“I only want to play basketball!”
“If you won’t play this game, I won’t play with you!”
“But I want our team to be called the Purple Pandas!”
“I want to be the red piece!”
“No, that idea is stupid!”
As a teacher, I used to hear these phrases all day long. It would drive me nuts! These days, I still hear my students saying these things and others. I bet as a parent, teacher or educator, you might hear these things too. The difference is now I hear my students follow up on those comments with a priceless statement that sounds like: “Ok, how about we compromise?”
That's because I started explicitly teaching my students HOW to compromise.
"The Big Three - 3 Ways to Compromise," is the mantra for the book, “The A-team presents: The Compromising Curse.”
We started by reading "Alex's Compromising Curse" and teaching the three ways to compromise. Then, we role played real situations and my students quickly learned how to resolve conflict with their peers. Now my students use "The Big Three" all the time!
The characters in this book, Alex, Max, Lily, Jack, and Bella, are all members of The A-team, a group of students that participate in a friendship group at their school. All of the characters have very similar challenges to my students, and every kid who reads this book can relate to their struggles with common social challenges.
Alex, the main character in the compromising book, loves basketball and he struggles to compromise with his peers. He always wants to play basketball and never wants to play the games his peers suggest. This leads to conflict that could be resolved with better compromising.
Alex was inspired from a former student of mine. His difficulty compromising caused a lot of problems with friendships as well as a lot hurt feelings, and even crying. We worked together on the three ways to compromise. We role played and practiced a TON! Then, like the book, I gave him a top secret mission to complete. My student loved the mission because it gave him explicit instruction and he felt awesome when he completed it.
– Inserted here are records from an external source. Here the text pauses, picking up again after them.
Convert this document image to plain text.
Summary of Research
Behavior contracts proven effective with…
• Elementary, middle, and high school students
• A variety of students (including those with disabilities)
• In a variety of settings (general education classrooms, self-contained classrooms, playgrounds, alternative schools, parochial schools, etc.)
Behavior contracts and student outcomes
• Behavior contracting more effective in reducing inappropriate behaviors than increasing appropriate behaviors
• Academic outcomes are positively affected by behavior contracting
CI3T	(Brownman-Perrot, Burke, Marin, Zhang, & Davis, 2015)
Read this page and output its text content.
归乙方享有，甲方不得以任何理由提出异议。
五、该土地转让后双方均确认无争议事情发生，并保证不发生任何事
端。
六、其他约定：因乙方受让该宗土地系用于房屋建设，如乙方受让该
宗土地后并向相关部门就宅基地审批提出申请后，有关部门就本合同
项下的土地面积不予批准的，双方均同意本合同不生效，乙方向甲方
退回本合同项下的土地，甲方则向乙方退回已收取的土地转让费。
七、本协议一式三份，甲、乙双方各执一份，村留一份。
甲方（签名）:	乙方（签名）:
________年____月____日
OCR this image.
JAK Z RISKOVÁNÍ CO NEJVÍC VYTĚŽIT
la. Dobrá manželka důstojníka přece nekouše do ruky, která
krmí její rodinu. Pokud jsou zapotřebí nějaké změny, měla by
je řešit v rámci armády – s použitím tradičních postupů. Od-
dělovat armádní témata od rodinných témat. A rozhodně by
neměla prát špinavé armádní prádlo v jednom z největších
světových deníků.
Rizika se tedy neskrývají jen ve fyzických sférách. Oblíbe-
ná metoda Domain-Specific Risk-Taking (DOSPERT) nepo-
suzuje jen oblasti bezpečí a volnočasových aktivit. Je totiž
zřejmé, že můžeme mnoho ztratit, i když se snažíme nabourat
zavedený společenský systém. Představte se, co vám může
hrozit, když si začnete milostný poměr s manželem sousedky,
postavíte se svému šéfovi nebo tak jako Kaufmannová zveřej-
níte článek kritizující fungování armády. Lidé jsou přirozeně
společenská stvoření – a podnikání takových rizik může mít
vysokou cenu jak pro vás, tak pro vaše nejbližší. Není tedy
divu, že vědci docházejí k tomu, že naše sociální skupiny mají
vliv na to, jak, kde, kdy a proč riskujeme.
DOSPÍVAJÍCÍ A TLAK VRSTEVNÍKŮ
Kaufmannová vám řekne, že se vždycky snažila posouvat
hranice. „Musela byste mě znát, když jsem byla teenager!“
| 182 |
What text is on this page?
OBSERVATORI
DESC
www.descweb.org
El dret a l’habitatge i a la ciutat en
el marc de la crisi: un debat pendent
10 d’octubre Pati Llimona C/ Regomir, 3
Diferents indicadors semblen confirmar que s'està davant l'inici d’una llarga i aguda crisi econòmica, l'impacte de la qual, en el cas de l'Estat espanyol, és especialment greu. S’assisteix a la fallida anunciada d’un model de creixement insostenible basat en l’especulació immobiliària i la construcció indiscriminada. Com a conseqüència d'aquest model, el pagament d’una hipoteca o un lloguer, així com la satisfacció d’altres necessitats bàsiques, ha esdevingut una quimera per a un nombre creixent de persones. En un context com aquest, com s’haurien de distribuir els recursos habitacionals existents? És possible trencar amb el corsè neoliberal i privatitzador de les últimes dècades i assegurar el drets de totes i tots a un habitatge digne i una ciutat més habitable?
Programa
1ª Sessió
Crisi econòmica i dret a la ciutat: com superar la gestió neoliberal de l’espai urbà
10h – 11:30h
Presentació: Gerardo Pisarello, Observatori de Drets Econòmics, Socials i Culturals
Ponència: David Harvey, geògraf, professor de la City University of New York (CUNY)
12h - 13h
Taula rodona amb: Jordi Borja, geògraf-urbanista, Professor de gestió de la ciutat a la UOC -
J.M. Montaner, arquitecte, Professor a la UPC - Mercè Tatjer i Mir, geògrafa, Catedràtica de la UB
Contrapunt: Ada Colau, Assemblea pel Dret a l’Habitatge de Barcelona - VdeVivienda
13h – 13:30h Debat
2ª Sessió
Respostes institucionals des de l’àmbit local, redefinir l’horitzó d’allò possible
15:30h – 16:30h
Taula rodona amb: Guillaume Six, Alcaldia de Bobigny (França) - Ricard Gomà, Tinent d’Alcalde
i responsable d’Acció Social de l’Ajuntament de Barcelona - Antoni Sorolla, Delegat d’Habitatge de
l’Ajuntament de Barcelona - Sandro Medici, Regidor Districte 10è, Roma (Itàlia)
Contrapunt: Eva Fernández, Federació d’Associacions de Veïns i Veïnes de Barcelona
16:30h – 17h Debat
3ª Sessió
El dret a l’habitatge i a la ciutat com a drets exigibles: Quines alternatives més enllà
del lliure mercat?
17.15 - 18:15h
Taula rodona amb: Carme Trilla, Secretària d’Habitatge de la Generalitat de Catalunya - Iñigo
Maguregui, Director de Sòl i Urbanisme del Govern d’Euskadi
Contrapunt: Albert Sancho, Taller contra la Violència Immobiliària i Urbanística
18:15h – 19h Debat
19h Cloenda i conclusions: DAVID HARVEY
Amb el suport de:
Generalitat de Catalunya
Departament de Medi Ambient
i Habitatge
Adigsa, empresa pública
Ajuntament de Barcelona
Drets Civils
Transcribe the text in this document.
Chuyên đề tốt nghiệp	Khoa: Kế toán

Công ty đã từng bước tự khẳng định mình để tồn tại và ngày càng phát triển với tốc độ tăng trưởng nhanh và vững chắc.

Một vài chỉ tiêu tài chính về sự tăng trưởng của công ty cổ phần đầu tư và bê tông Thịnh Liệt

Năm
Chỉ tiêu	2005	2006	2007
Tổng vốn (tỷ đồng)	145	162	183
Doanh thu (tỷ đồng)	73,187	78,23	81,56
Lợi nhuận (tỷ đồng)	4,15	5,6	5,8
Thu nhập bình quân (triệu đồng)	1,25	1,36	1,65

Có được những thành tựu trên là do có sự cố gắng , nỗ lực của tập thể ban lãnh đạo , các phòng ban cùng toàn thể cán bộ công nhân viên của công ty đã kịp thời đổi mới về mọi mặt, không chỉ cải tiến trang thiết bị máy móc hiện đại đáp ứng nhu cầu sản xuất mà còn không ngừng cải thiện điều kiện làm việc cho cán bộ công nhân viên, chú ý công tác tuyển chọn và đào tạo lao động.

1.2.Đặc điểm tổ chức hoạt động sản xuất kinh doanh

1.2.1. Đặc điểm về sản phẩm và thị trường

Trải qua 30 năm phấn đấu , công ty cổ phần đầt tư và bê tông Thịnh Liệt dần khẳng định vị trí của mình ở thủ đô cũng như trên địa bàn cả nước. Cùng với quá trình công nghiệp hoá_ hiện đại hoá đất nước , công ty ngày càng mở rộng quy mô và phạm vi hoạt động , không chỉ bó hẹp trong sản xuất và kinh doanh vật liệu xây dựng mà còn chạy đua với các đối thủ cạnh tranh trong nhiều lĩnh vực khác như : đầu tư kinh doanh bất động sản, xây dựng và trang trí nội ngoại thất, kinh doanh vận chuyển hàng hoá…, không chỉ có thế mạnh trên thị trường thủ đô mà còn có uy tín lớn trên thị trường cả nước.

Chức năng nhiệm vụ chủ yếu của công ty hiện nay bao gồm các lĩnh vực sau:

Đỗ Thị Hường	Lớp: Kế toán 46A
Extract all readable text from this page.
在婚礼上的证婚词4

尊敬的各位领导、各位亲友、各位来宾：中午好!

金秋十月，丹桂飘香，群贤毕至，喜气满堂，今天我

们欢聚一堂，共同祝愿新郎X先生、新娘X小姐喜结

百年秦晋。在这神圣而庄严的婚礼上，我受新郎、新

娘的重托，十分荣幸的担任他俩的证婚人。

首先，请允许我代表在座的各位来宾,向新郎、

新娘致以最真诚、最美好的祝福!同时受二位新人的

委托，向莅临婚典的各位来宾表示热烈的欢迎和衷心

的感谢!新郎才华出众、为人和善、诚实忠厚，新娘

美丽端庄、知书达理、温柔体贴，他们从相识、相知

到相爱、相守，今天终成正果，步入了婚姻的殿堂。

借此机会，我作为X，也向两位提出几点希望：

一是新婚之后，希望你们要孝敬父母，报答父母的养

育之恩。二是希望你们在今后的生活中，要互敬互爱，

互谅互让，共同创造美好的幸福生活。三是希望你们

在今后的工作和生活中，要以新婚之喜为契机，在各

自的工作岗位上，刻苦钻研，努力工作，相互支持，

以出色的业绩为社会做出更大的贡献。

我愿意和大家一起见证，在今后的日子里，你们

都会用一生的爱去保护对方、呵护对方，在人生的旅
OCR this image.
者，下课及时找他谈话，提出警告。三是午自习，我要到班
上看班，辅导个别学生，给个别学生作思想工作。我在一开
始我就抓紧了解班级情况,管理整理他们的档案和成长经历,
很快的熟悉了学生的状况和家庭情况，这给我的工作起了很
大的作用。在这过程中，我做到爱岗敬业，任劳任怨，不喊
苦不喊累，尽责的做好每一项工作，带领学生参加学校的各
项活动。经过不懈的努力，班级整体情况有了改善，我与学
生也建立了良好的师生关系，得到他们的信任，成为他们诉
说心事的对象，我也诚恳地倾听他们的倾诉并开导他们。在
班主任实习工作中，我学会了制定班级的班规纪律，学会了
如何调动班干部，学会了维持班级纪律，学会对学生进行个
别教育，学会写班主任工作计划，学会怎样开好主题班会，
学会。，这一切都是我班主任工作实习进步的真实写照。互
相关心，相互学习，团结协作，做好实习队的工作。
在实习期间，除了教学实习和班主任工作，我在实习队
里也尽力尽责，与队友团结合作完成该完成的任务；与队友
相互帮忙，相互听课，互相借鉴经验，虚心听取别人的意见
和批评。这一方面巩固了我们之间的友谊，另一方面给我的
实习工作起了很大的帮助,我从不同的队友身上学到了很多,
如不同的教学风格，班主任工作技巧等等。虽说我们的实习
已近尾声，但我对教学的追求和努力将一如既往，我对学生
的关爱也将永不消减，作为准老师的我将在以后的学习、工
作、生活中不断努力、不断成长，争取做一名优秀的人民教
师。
Over time, he learned and became more confident with "The Big Three" of compromising. Then, when someone wanted to play a different game, he was able to say the magical phrase: “how about we compromise?” Because he learned to compromise, he got to play his favorite games with his peers and discover some new games (such as capture the flag, which quickly became a new favorite).
Using these social learning books makes teaching these lessons so powerful because the characters are relatable, the stories are familiar, and the situations are real. The strategies are practical, explicit and easy to learn. Overcoming social challenges now seems doable for my students! I really hope that these books can help other teachers and students the way they are helping mine!